The plea is a mere general denial of the allegations of the complaint, without averring any special matter of defense. It cast on the plaintiffs the onus of proving every material allegation of the complaint; it limited the defense to evidence in disproof of them. No matter in avoidance of the allegations of the complaint, or in excuse or justification of the wrongful act imputed to the defendant was within the issue found. All such matters the statute required to be specially pleaded. It. C. § 2639. The defense proposed, so far as the evidence offered and rejected is concerned, was not in denial of the averments of the complaint, or of the act complained of as wrongful. It is in excuse or justification of the act, and was for this reason, if no other, properly excluded. The eharge asked and refused was also as to matter of excuse or justification for the refusal to enter satisfaction of the mortgage. It proceeded on the admission that the defendant had ■refused to enter the satisfaction, but sought to excuse it because of his belief the mortgage debt had not been paid. If it was intended to confess, and avoid the refusal to enter satisfaction of the mortgage, the matter of avoidance should have been specially pleaded. The general denial of the allegations of the complaint was not sufficient to put it in issue.

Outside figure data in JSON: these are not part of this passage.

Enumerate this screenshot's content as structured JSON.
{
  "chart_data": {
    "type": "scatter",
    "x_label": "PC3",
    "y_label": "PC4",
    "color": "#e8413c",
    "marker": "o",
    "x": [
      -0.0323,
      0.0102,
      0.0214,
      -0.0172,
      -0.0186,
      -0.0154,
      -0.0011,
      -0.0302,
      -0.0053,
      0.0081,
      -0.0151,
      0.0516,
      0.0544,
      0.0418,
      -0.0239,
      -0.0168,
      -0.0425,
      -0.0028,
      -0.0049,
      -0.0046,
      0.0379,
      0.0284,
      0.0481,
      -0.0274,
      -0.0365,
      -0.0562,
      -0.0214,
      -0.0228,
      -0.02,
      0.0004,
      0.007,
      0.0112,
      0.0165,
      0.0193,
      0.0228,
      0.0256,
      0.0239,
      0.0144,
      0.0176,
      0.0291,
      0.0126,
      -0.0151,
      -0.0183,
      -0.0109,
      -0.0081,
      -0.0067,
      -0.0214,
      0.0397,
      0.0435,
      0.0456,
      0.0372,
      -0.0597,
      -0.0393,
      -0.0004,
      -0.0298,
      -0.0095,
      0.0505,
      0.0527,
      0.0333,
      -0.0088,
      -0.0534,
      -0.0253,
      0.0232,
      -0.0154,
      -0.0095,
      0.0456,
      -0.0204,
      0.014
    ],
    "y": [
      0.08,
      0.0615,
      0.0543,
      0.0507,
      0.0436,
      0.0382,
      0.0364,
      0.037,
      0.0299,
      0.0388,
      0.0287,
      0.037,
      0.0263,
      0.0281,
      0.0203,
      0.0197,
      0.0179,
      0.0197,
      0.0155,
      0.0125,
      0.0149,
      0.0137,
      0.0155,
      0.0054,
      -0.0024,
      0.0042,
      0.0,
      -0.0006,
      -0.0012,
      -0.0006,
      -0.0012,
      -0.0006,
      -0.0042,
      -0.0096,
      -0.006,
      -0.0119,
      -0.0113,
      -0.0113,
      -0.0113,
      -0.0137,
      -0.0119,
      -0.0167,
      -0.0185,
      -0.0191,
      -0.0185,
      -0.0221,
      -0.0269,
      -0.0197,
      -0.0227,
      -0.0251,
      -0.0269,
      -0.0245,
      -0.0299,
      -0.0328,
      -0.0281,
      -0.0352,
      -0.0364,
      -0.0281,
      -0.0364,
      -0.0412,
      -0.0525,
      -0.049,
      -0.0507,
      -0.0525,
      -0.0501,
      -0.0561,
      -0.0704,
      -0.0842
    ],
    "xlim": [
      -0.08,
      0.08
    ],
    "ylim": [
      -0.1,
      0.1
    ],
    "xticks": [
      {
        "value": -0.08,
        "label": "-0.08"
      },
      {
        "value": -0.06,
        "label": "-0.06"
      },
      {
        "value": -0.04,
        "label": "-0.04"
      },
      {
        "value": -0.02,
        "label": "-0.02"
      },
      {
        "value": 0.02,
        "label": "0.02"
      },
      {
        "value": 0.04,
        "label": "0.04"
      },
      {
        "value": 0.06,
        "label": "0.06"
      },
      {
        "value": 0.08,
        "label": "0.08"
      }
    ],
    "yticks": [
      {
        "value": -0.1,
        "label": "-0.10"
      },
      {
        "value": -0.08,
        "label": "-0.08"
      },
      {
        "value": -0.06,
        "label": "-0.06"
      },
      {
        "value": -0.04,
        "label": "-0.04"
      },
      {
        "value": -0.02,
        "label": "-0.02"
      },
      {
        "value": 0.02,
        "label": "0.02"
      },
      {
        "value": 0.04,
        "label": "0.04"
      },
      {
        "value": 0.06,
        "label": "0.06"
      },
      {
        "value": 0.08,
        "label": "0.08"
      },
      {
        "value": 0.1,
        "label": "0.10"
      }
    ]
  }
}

The general rule is, that as a payment on the part of a debtor is voluntary, he may direct its application when it is made, or at any time before the creditor, in the absence of such direction, has applied it. 1 Am. Lead Cases, 339; McDonnell v. Br. Bank Montgomery, 20 Ala. 313; Callahan v. *646Bozeman, 21 Ala. 246. The sixth charge requested by the appellant, would have induced the jury to the conclusion that it was the right of the creditor to apply a payment, and apply it first to the debt it would extinguish. No such right exists in the creditor, unless the debtor omits to direct the application when it is made, and until the creditor has actually applied it.

We find no error in the record, and the judgment must be affirmed.